Guide 3 — The Oracle
The Oracle and Ask Interface
Citation-grounded question-answering, with deliberate abstention
This documentation describes Theseus Codex's infrastructure and methodology. It does not expose private firm materials, uploaded source documents, or unreleased internal records.
- For
- Readers who want to understand what happens when the firm answers a question.
- Summary
- The Oracle is the firm's question-answering surface. It does not run a free chat against a foundation model; it answers from the firm's corpus and refuses, or warns, when the corpus is too thin. Every quoted span must appear verbatim in the cited source — if it does not, the answer is rejected before it reaches the reader.
How an answer is composed
The path under the hood is short and conservative.
- Encode the question into a fingerprint.
- Retrieve the top-ranked principles and conclusions nearest that fingerprint, filtered by a minimum conviction threshold.
- Pull the supporting claims for each retrieved principle.
- Hand the principles (as axioms) and claims (as evidence) to a language model with a strict contract: produce an answer, cite which principle grounds each part, note caveats.
- Validate that the answer does not contradict the retrieved principles with a coherence check.
- Generate an adversarial counter-position to the leaned-on principles and include its strongest objection as a caveat.
- Run a final consistency check before returning the answer.
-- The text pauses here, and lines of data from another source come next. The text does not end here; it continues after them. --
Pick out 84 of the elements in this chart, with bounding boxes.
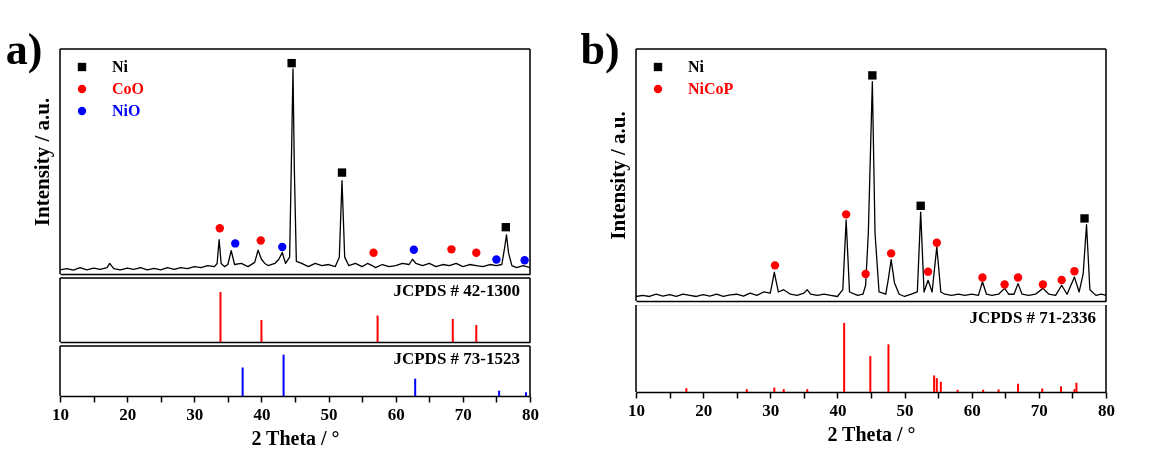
x-tick-label: 50 <box>320 404 338 424</box>
bar <box>414 378 417 396</box>
point <box>916 201 925 210</box>
annotation: JCPDS # 73-1523 <box>393 349 520 368</box>
point <box>278 242 287 252</box>
point <box>520 256 529 265</box>
bar <box>745 389 748 392</box>
point <box>231 239 240 248</box>
x-tick-label: 30 <box>762 400 780 420</box>
x-tick-label: 60 <box>387 404 405 424</box>
x-tick-label: 80 <box>1098 400 1115 420</box>
x-tick-label: 70 <box>1030 400 1048 420</box>
point <box>409 245 419 254</box>
bar <box>219 292 222 342</box>
point <box>1070 267 1079 276</box>
bar <box>282 354 285 396</box>
bar <box>685 388 688 392</box>
point <box>932 238 941 247</box>
x-tick-label: 50 <box>896 400 914 420</box>
point <box>215 224 224 233</box>
legend-label: NiO <box>112 102 141 119</box>
bar <box>982 389 985 392</box>
bar <box>869 356 872 392</box>
annotation: JCPDS # 71-2336 <box>969 308 1096 327</box>
x-tick-label: 80 <box>522 404 539 424</box>
x-tick-label: 20 <box>119 404 137 424</box>
point <box>1013 273 1023 282</box>
point <box>256 236 265 245</box>
bar <box>524 392 527 396</box>
point <box>978 273 987 282</box>
annotation: JCPDS # 42-1300 <box>393 281 520 300</box>
point <box>868 71 877 80</box>
point <box>770 261 780 270</box>
bar <box>997 389 1000 392</box>
point <box>472 248 481 257</box>
bar <box>451 319 454 342</box>
bar <box>475 325 478 342</box>
bar <box>939 381 942 392</box>
x-tick-label: 40 <box>829 400 847 420</box>
bar <box>498 390 501 396</box>
bar <box>956 389 959 392</box>
chart-title: b) <box>580 25 620 74</box>
legend-label: NiCoP <box>688 80 734 97</box>
point <box>923 267 933 276</box>
legend-label: CoO <box>112 80 144 97</box>
y-axis-title: Intensity / a.u. <box>605 111 630 240</box>
point <box>369 248 378 257</box>
bar <box>887 344 890 392</box>
x-tick-label: 10 <box>628 400 645 420</box>
point <box>886 249 896 258</box>
bar <box>241 367 244 396</box>
bar <box>260 320 263 342</box>
x-tick-label: 70 <box>454 404 472 424</box>
bar <box>935 378 938 392</box>
point <box>287 58 296 68</box>
bar <box>376 315 379 342</box>
point <box>1057 275 1066 285</box>
chart-title: a) <box>5 25 43 74</box>
point <box>337 168 347 177</box>
bar <box>1060 386 1063 392</box>
point <box>1000 280 1009 289</box>
bar <box>843 322 846 392</box>
bar <box>1017 383 1020 392</box>
point <box>1038 280 1048 289</box>
point <box>501 223 511 232</box>
point <box>492 255 501 264</box>
point <box>1080 214 1089 223</box>
x-axis-title: 2 Theta / ° <box>827 422 916 445</box>
bar <box>782 389 785 392</box>
x-tick-label: 10 <box>52 404 69 424</box>
legend-label: Ni <box>688 58 705 75</box>
bar <box>1075 382 1078 392</box>
x-tick-label: 20 <box>695 400 713 420</box>
x-tick-label: 30 <box>186 404 204 424</box>
x-tick-label: 40 <box>253 404 271 424</box>
bar <box>933 375 936 392</box>
x-tick-label: 60 <box>963 400 981 420</box>
y-axis-title: Intensity / a.u. <box>29 97 54 227</box>
point <box>861 269 870 279</box>
point <box>447 245 456 254</box>
bar <box>806 389 809 392</box>
legend-label: Ni <box>112 58 129 75</box>
x-axis-title: 2 Theta / ° <box>251 426 340 449</box>
point <box>841 210 851 219</box>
The verbatim-citation rule
The single load-bearing rule of every public-facing surface is the verbatim citation contract: any quoted span the answer leans on must appear word-for-word in the cited source. The validator checks this on every answer. When a quoted span does not match, the answer is not retried with a fix-it prompt — it is rejected, and the Oracle abstains.
The same rule echoes through the stack. Currents abstains rather than publish an opinion whose quote is not in any source. Forecasts abstains rather than ship a prediction whose reasoning cites a span that is not there.
Confidence bands
Each answer carries a band based on the strength and breadth of the citation chain.
- high — supported by multiple independent citations, including at least one principle or conclusion.
- medium — supported by at least one citation that directly addresses the question.
- low — citations exist but only weakly support the answer; treat as a starting point.
- abstain — the corpus is too thin or off-topic to answer. The Oracle returns no answer text and explains what material it would have needed.
Hallucination warning, and what to do with low confidence
When post-hoc verification finds the answer contains a span the cited sources do not unambiguously support, the system surfaces a hallucination badge. The badge does not mean the answer is wrong; it means the support is weaker than the prose makes it sound. The recommended response is to read the cited sources, decide whether the unsupported span is a paraphrase that survives, and narrow the question if it does not.
Low confidence does not mean probably wrong. It means the corpus will not let the Oracle commit to a sharper answer. Standard responses are to add corpus on the topic, narrow the question, or accept the abstention.
Inverse inference
A specialty mode runs the inverse question: given that an event happened, what does it imply about (or refute in) the firm's existing positions? The result is a list of supporting implications, refuted implications with severity, a transparency list of irrelevant principles, and a blindspot report of entities, mechanisms, or adjacent topics the corpus is missing in light of the event.